The city’s reparations task force is expected to announce board members this month

Philadelphia City Council

Philadelphia made history in the commonwealth last year when it formally established its Reparations Task Force. Led by the city’s chapter of the National Coalition of Blacks for Reparations in America, the city plans to name members of the task force from around the city this month, with descendants of enslaved Africans encouraged to apply for an open position with the board. The task force will study and develop reparations proposals and programs for Black Philadelphians, with a focus on elevating and protecting the human rights and human potential of Black Philadelphians. With most of the work ahead of the task force, we took a look at other reparations efforts taking place in the nation to get a glimpse of what the City of Brotherly Love and Sisterly Affection could expect soon.

In Harrisburg: There hasn’t been too much action on reparations at the state level in Pennsylvania. In 2019, Democratic state Rep. Chris Rabb introduced a co-sponsorship memo outlining his plans to introduce a four-part reparations bill that – in addition to formally apologizing to Black Pennsylvanians and people of African descent “for the complicity of Pennsylvania’s three branches of government in white supremacist efforts” – would provide “significant financial redress to African-American residents of Pennsylvania.” In a 2021 op-ed published by GoErie, Rabb stressed that reparations are not a new idea in the U.S. “Many groups have received reparations, including Japanese-American survivors of internment and Native Americans who were indirectly compensated for their lands stolen by the U.S. government,” he wrote. The legislation, however, has yet to see any action in the General Assembly. 

In Evanston, Illinois: In 2019, the City of Evanston, Illinois became the first city in the United States to approve a government-funded reparations program, per Northwestern University. In an April 2019 memo, then-City Clerk Devon Reid wrote that research by the clerk’s office found “multiple instances of racial discrimination perpetrated by the City of Evanston” throughout history. That includes the relocation of Black homes, the redlining of Black communities and discrimination within city departments. In November 2019, the city committed $10 million to fund housing and economic development reparations programs for Black Evanston residents – a sum that was funded with revenue generated by a 3% tax on cannabis sales in the city. According to a survey conducted by Northwestern University, Evanston residents largely support the program, with 70% of white respondents viewing the city’s program as “good public policy” and 64% of Black respondents also showing support for the program. 

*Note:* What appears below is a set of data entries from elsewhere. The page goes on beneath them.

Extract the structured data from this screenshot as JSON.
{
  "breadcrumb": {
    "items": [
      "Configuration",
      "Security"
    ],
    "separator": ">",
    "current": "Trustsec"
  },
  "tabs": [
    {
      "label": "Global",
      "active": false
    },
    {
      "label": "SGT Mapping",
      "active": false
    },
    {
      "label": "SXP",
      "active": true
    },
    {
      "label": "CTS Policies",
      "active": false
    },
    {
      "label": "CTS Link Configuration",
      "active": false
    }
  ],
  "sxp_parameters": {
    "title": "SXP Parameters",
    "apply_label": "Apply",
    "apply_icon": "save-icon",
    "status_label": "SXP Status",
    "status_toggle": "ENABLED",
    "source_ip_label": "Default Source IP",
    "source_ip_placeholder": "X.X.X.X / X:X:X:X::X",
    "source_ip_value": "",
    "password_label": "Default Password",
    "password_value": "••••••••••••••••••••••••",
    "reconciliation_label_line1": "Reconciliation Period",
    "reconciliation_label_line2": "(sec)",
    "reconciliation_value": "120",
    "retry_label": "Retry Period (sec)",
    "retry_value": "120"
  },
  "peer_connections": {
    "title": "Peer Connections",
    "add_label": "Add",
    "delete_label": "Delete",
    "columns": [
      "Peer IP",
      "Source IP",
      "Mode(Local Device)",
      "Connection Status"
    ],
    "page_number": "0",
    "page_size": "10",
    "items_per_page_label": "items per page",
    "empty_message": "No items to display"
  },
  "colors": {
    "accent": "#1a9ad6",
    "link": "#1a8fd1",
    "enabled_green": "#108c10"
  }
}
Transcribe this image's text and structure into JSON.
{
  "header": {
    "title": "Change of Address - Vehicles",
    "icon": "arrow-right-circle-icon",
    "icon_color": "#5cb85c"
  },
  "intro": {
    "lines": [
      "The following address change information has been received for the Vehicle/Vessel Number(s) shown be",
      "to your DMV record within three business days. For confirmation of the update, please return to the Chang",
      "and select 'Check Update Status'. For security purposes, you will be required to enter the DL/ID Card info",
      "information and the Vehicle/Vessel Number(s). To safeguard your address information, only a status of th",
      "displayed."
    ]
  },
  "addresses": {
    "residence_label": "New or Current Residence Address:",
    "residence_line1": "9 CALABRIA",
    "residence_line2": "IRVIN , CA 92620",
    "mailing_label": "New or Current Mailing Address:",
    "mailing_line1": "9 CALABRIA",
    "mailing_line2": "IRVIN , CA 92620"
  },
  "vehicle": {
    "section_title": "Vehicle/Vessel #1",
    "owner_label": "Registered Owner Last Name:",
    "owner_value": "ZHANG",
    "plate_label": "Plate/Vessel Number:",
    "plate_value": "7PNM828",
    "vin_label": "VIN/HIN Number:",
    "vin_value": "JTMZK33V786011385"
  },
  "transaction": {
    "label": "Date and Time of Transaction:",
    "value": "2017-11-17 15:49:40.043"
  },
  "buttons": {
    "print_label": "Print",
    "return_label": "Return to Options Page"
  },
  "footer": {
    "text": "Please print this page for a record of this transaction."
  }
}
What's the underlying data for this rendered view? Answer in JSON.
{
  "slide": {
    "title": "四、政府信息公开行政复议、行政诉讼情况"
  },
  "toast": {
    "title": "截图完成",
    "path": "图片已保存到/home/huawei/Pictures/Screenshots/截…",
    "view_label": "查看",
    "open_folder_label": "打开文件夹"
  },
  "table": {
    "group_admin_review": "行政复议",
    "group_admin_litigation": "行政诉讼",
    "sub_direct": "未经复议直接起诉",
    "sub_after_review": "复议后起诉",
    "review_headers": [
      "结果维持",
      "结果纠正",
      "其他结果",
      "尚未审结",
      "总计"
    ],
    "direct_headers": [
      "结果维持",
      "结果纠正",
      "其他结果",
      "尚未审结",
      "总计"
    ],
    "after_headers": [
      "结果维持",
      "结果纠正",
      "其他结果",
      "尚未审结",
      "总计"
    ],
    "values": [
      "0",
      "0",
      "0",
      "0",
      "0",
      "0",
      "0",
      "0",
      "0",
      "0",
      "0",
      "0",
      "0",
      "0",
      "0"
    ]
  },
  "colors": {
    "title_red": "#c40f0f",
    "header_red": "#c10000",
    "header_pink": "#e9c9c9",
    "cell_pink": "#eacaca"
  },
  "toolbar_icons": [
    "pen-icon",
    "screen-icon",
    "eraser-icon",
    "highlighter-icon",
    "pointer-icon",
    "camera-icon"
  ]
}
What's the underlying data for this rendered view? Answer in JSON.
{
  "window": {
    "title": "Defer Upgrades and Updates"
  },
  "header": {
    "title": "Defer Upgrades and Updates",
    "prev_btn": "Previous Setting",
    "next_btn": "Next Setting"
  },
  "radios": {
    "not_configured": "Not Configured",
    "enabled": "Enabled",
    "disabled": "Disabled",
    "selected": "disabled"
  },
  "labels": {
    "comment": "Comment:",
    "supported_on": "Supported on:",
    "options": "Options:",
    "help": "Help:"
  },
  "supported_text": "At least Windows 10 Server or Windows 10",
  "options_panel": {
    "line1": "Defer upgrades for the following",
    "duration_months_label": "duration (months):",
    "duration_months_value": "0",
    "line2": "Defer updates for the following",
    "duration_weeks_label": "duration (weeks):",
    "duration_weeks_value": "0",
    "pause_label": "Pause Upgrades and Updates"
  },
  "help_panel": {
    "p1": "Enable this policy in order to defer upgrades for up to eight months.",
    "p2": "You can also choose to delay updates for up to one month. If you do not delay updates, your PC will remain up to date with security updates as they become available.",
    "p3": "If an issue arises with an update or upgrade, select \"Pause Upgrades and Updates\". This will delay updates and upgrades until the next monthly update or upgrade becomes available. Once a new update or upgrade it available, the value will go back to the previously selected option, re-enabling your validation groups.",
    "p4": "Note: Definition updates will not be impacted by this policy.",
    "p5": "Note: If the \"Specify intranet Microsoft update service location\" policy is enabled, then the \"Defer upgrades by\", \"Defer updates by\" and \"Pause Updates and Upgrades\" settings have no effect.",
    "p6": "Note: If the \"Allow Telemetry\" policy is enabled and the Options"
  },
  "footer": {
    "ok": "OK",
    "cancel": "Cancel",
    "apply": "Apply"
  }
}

In California: Last year, a California task force designed to study the issue of reparations for descendants of enslaved people issued a 1,080-page report with dozens of policy recommendations that, according to the report, would begin “the long-overdue process of providing true reparations for African Americans.” In January of this year, California lawmakers followed up on the report’s recommendations by introducing a reparations bill package that includes several reparations proposals. According to the California Legislative Black Caucus, one measure, if passed, would create a mechanism to restore property taken during race-based eminent domain claims when possible. Another bill in the package would establish a grant program for students descended from enslaved people who are enrolled in career and technical education programs. Perhaps the most high-profile measure in the package is a proposed amendment to the California constitution that would allow the state to fund programs for “specific groups” of people. 

Elsewhere: Outside of government efforts to explore the issue of reparations, some seminaries and universities have taken direct action on the issue. At Princeton University, the Princeton Theological Seminary in 2019 dedicated $27.6 million to scholarships, curriculum reforms and other initiatives to atone for the seminary’s complicated history with slavery. That includes 30 scholarships and five doctoral fellowships for students who are descended from slaves or are members of underrepresented groups, according to Princeton Alumni Weekly. In September 2023, the Descendants Truth & Reconciliation Foundation, a nonprofit devoted to combating the impact of racism, announced that it received $27 million in new contributions from Georgetown University and the Jesuits that will go toward supporting the education of descendants of enslaved people, supporting descendants who are elderly or infirm, and investing in racial healing and reconciliation efforts in communities and organizations.